There is an “urban legend” in the investment advisory ethos that seems to manifest itself in a story that goes something like this: “A Fidelity employee said that they did a study to find out which of the customer accounts held at Fidelity did the best. They found that the best performing accounts were ones where the investor either never logged in or forgot they had the account!”
I’ve heard a handful of versions of this story throughout my career, and it’s always amusing to hear. Whether the story is true or not actually doesn’t matter to the message it implies; that is, ignoring or resisting the urge to do something in investing can be beneficial for you. The difficulty with adhering to that advice is that as human beings, we tend to crave feedback, whether it be verbal (“good job!”), quantitative (43 likes!) or observed (my 4-year old actually listened and got dressed himself!).

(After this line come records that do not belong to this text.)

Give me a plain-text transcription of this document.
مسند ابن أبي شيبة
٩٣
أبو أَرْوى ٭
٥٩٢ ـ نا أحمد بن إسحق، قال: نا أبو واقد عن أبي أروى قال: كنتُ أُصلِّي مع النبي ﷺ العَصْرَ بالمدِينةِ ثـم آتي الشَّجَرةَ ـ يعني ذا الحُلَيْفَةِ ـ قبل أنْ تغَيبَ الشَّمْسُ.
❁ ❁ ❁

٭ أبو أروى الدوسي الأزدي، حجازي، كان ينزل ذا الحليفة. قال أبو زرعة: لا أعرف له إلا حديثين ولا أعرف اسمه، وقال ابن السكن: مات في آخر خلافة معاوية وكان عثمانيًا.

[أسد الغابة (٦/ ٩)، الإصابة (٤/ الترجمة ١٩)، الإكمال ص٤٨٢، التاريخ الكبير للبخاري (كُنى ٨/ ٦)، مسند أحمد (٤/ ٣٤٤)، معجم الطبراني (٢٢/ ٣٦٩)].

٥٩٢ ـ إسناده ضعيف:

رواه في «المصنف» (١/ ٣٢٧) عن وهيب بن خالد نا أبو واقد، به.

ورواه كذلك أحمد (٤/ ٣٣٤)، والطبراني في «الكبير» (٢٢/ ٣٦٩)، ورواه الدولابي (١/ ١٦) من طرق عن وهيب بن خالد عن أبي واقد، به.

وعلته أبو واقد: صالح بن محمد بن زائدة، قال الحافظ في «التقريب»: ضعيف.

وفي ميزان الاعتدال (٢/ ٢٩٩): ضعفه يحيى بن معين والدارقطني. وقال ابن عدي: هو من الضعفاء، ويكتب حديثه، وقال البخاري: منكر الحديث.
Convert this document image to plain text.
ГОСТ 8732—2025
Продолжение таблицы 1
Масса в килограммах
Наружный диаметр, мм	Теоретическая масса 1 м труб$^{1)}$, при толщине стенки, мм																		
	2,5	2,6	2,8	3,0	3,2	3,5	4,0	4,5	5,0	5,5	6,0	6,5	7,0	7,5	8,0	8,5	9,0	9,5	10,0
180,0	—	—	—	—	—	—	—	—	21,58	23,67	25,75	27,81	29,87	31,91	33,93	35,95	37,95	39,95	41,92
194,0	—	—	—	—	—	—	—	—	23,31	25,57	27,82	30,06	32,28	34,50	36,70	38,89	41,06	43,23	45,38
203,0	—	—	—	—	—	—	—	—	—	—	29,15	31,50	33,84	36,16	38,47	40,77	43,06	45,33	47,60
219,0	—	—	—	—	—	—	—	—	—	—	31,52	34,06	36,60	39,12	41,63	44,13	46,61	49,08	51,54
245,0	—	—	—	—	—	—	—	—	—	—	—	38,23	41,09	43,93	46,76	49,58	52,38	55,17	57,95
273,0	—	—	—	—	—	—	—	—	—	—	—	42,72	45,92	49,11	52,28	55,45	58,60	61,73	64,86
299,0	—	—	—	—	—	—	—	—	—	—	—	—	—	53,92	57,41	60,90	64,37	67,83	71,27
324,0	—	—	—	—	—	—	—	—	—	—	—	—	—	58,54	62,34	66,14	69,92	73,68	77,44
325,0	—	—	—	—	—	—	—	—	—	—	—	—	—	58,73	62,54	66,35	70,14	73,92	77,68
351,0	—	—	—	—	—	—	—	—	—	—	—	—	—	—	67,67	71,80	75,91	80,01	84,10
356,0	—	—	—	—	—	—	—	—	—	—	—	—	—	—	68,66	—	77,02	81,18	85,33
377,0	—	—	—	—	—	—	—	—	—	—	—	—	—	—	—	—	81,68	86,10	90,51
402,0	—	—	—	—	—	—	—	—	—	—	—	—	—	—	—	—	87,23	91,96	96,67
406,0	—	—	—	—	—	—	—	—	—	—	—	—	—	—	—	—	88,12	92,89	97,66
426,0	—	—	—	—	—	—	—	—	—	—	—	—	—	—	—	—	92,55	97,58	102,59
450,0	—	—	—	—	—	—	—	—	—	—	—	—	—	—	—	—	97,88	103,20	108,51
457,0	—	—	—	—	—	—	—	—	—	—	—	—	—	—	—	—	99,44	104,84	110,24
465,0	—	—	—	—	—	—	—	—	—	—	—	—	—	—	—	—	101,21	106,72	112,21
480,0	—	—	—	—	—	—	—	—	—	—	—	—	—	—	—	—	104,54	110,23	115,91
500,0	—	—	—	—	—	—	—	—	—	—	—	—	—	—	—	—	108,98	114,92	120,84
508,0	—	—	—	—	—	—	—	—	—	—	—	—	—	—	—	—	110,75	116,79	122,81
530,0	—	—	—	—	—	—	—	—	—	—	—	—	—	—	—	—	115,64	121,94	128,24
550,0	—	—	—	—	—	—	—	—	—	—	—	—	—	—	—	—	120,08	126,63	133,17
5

Having a portfolio of stocks and/or bonds can produce one of the shortest feedback loops, simply by giving you a real-time scorecard of pluses and minuses. At any point during the day, you can log into your brokerage account and see real time stats. Instant feedback!
A problem that can arise with instant feedback in a portfolio is that it can solicit unnecessary reaction. Seeing those values or price changes in the dreaded red font (indicating a decline or loss) has never been enjoyable. But it doesn’t necessarily mean you did something wrong.
On any given day, the market’s probability of being up or down has been similar to a coin flip (50/50). If you extend the time of measurement to a month, a year, or even a 10-year period, the percentage of time that the stock market was up dramatically rises. Unfortunately, you can’t control the market outcome just by avoiding the urge to log into your account. But you can reduce the urge to have instant feedback become a trigger for sub-optimal decision making.
No part of a long-term financial plan spells out the requirement that you look at your brokerage accounts every day or week to see how you are measuring up. While that instant feedback is enticing, it’s not an appropriate measure of success. Take the lesson from the Fidelity story – ignorance can be bliss.